Geographic footprint matters for practical reasons: NCT01540175 reports 1 study location spanning 1 distinct geographic area — top geographies include Tennessee. A larger site network tends to correlate with broader recruitment capacity, but it does not imply anything about study quality, and site-level enrollment status can diverge from the overall registry status shown above. Every data point on this page comes from the public ClinicalTrials.gov dataset and is reproduced here for reference only; it is not a medical recommendation, an endorsement of the sponsor, or an invitation to enroll. Verify current status, eligibility criteria, and contact details directly at ClinicalTrials.gov, and discuss any participation decision with your own healthcare provider.
Frequently Asked Questions
What is clinical trial NCT01540175 about?
NCT01540175 is a clinical study titled "Immune Reconstitution in Oncology Patients Following Autologous Stem Cell Transplant". Autologous stem cell rescue is an established therapy in high risk neuroblastoma and relapsed Hodgkin's lymphoma and an experimental therapy in some other solid and brain tumors to facilitate the use of very intense chemotherapy beyond bone marrow tolerance. It is usually tolerated with acceptable t...
What is the current status of trial NCT01540175?
This trial is currently completed. The enrollment target is 31 participants. The study started on 2012-03. Estimated completion is 2015-06.
What conditions does trial NCT01540175 study?

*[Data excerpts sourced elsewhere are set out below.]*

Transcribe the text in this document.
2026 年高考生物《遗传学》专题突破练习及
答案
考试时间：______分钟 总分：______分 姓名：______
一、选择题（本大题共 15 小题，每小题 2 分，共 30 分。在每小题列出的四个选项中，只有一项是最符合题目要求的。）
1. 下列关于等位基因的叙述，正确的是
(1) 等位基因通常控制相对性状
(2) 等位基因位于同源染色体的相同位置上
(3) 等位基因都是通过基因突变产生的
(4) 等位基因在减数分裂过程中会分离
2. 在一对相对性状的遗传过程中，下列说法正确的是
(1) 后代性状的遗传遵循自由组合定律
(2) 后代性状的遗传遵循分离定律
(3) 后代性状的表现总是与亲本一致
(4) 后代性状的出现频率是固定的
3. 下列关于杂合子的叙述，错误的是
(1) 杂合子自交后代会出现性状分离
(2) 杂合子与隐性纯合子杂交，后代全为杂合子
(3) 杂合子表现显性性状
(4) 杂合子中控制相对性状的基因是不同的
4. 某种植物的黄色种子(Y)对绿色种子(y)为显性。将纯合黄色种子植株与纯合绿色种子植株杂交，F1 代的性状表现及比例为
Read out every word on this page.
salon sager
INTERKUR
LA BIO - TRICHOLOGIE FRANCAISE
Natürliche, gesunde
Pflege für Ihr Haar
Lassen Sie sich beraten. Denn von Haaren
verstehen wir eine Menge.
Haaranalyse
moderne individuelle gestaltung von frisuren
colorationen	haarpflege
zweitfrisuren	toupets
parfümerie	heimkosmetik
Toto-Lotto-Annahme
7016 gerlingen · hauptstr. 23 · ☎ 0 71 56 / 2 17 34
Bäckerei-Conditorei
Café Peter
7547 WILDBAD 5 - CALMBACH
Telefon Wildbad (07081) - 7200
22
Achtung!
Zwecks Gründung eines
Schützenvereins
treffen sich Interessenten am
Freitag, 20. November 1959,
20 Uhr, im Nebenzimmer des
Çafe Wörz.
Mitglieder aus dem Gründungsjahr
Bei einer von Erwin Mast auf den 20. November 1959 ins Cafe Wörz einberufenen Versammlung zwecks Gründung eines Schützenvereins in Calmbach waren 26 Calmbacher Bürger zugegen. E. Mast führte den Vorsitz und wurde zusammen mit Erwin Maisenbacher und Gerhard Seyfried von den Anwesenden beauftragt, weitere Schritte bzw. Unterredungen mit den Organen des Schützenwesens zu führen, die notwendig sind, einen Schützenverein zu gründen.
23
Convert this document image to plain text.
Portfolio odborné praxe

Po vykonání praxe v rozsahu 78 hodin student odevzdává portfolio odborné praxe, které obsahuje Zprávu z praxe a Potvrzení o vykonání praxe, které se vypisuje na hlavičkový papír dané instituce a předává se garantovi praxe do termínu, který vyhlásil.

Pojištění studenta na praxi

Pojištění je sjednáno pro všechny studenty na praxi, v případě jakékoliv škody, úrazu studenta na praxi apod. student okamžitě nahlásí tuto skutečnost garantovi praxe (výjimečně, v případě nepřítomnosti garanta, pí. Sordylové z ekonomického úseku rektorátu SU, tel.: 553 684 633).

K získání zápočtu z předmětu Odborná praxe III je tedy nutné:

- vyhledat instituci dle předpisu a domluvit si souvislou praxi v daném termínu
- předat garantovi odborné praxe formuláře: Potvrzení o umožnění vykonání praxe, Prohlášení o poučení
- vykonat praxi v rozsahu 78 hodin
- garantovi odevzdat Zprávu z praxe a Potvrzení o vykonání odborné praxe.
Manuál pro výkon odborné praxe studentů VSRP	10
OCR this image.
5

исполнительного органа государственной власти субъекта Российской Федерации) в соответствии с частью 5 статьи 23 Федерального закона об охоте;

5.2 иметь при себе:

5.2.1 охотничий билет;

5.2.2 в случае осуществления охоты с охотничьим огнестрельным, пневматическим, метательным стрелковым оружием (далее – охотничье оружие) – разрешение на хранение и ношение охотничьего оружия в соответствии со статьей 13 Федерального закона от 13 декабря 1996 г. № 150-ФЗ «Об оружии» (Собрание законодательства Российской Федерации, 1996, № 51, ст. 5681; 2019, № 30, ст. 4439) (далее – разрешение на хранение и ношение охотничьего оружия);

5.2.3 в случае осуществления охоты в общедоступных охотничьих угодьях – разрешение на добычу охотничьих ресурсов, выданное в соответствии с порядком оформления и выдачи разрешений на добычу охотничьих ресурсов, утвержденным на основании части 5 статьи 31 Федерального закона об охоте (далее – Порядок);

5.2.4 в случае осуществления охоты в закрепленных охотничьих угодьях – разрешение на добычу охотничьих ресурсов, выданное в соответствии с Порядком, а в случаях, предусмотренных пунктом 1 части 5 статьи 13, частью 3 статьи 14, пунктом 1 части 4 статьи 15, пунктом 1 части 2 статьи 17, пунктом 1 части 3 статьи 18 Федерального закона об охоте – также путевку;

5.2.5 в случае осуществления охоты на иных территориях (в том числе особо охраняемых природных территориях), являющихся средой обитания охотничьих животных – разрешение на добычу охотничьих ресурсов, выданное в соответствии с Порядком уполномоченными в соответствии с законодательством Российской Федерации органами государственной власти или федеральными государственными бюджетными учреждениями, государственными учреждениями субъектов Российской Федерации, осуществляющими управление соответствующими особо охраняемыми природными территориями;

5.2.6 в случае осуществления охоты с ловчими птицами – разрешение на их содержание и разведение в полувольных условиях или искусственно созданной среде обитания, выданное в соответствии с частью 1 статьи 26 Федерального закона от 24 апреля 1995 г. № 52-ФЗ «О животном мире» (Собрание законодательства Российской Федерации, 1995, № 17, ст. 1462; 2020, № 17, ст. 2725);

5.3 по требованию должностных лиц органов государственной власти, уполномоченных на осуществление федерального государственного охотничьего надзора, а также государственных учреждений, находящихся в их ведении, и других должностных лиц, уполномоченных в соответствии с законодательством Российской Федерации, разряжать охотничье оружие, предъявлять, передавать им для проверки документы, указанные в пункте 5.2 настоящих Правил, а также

This clinical trial studies the following conditions: Lymphoma, Solid Tumor, Brain Tumor. These conditions were identified from the trial registry and reflect the primary focus areas of the research.
What interventions are being tested in trial NCT01540175?
The interventions under investigation include: Blood samples obtained (OTHER). Each intervention is being evaluated for safety and efficacy as part of this clinical study.
Who is sponsoring clinical trial NCT01540175?
This trial is sponsored by St. Jude Children's Research Hospital, which has 441 total clinical trials registered on ClinicalTrials.gov. The sponsor is responsible for the study's design, funding, and regulatory compliance.
Where is trial NCT01540175 being conducted?
This trial has 1 study location across Tennessee. Contact the study sites directly through ClinicalTrials.gov for enrollment availability.